Gabriel d’Almeida Freitas : En fait, il y avait deux niveaux dans le film. Pour la scène du baiser, je voulais qu’il y ait une belle rupture et c’est pour cela que je voulais tourner les scènes dramatiques dans un climax qui amenait à cette finalité-là. Je voulais aussi qu’on s’attache au personnage, qu’on l’aime un peu plus dans les débuts parce qu’après, je savais qu’on tomberait dans les silences, le renfermement. Je voulais qu’au départ, il s’amuse avec ses amis, qu’il y ait de la répartie, qu’il soit toujours dans la blague avant de se murer dans un silence. Il fallait qu’on s’amuse et qu’on donne l’impression que Matthias faisait vraiment partie de la bande pour qu’au moment du baiser, la rupture soit nette et palpable. Après, il vit quelque chose mais le défi est de ne pas trop jouer le malaise non plus. Il fallait se mentir à soi-même pour pouvoir mentir aux autres. Se sent-il mal par ce qu’il vit ou parce qu’il n’a pas aimé ce qu’il a vécu ? Il fallait jouer « petit », se mentir à soi-même sans trop le montrer. Je pense à la scène que je partage avec mon boss où on se demande si on a encore le temps à trente ans de se poser des questions, de faire des projections. J’ai réfléchi à comment je réagirais moi dans cette situation et je me suis dit que je ne montrerais pas que ça m’interpelle ou me fait réagir. Je ne veux pas une seconde qu’on voit que ce qu’il me dit je me chamboule au fond. On a fait différents tests et on a gardé la scène où je reste de glace et que je montre que je m’en fous, parce que c’est celle qui est la plus crédible. Dans le même ordre d’idée, après le baiser, il fallait qu’on voit que mon personnage a toujours été hétéro ou du moins qu’il se rassure au fond de lui en se disant qu’il est hétéro, mais tout ça sans en faire des tonnes.

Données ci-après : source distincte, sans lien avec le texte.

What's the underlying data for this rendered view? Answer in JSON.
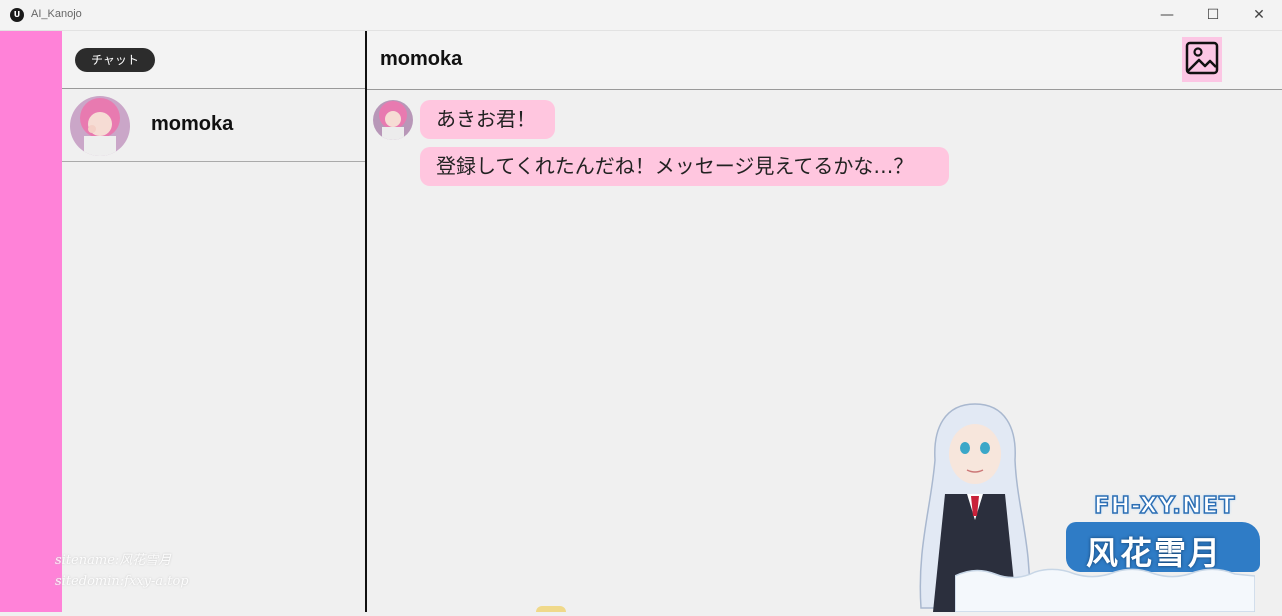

Véronique : Xavier Dolan est une sorte d’orpailleur, il a le don de trouver des comédiens de talent qui ont de belles carrières ensuite. Ça ne vous fait pas peur cet après ?
Gabriel d’Almeida Freitas : Complètement ! (rires) Je n’aime pas avoir les projecteurs sur moi et c’est pour ça que je n’ai pas de difficultés à faire des projets où je suis derrière la caméra et où on ne me voit pas. J’aime être auteur pour certains humoristes car c’est eux qu’on voit, pas moi. Maintenant, je trouve ça beau d’avoir une visibilité comme celle-là parce que de beaux projets peuvent arriver. Il peut y en avoir des moins beaux aussi mais ça veut dire qu’on a aussi une possibilité plus grande. Ce métier apporte des avantages et des inconvénients… Je n’aime pas beaucoup la popularité et c’est sans doute pour cela que je fais moins d’entrevues au Québec. Les entrevues amènent de la popularité, la popularité des projets et c’est ce qui fait que la roue tourne. Il faut savoir embarquer là-dedans en faisant des choix mais j’espère que de belles portes vont s’ouvrir devant moi… ou pas (rires).